Video is a growing element of unified communications, but, of course, it is more closely associated with entertainment. During recent months, its growth has surprised and, to some extent, worried network service providers and the rest of the ecosystem. The idea is that the Internet may be on the verge of melting down due to a massive wave of video.
Of course, one study doesn’t mean that we are out of the woods. But research from Allot Communications does suggest that the growth picture is a bit more complex than just the explosion of video. The study, which was released this week, said that video streaming still is the dominant data traffic, but two unified communications stalwarts, VoIP and IM, were the fastest-growing application types during the first half of 2011.
The firm said that IM and VoIP traffic increased during that time period by 101 percent, eight percentage points higher than video streaming.

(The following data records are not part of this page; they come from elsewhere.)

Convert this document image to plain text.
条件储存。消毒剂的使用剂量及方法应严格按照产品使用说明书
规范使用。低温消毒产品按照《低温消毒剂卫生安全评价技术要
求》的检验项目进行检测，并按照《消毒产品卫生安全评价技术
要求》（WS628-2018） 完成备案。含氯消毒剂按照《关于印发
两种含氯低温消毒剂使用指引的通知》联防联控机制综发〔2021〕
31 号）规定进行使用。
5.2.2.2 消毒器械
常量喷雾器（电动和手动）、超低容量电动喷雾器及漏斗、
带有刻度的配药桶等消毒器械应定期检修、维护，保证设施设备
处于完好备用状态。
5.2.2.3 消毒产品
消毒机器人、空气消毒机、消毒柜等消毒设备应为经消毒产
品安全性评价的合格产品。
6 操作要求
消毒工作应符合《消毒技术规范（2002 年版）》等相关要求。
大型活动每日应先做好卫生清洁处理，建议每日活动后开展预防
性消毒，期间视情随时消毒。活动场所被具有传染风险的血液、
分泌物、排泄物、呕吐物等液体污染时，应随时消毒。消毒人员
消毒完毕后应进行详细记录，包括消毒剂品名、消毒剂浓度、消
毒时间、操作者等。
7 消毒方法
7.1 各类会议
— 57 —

The firm points out that video started from a larger base, so the comparison should be taken with a grain of salt.
Despite this, it is very interesting that VoIP — and particularly IM — are growing so precipitously. Of course, not all of the growth is related directly to unified communications, but it is impossible to have such a platform without VoIP and IM.
Like fax — which we covered in a post earlier this week — IM is a common application that can easily be taken for granted.
It is not being taken for granted by everyone, however. This week, Lionbridge said that it has integrated its GeoFluent Instant Messaging real-time translation application with IBM Sametime unified communications and collaboration software. Voxeo Labs last week  unveiled Phono Mobile, which uses Javascript and HTML 5 for voice and IM features on iPhones, iPads, the iPad Touch, Android 2+ phones and tablets and other devices.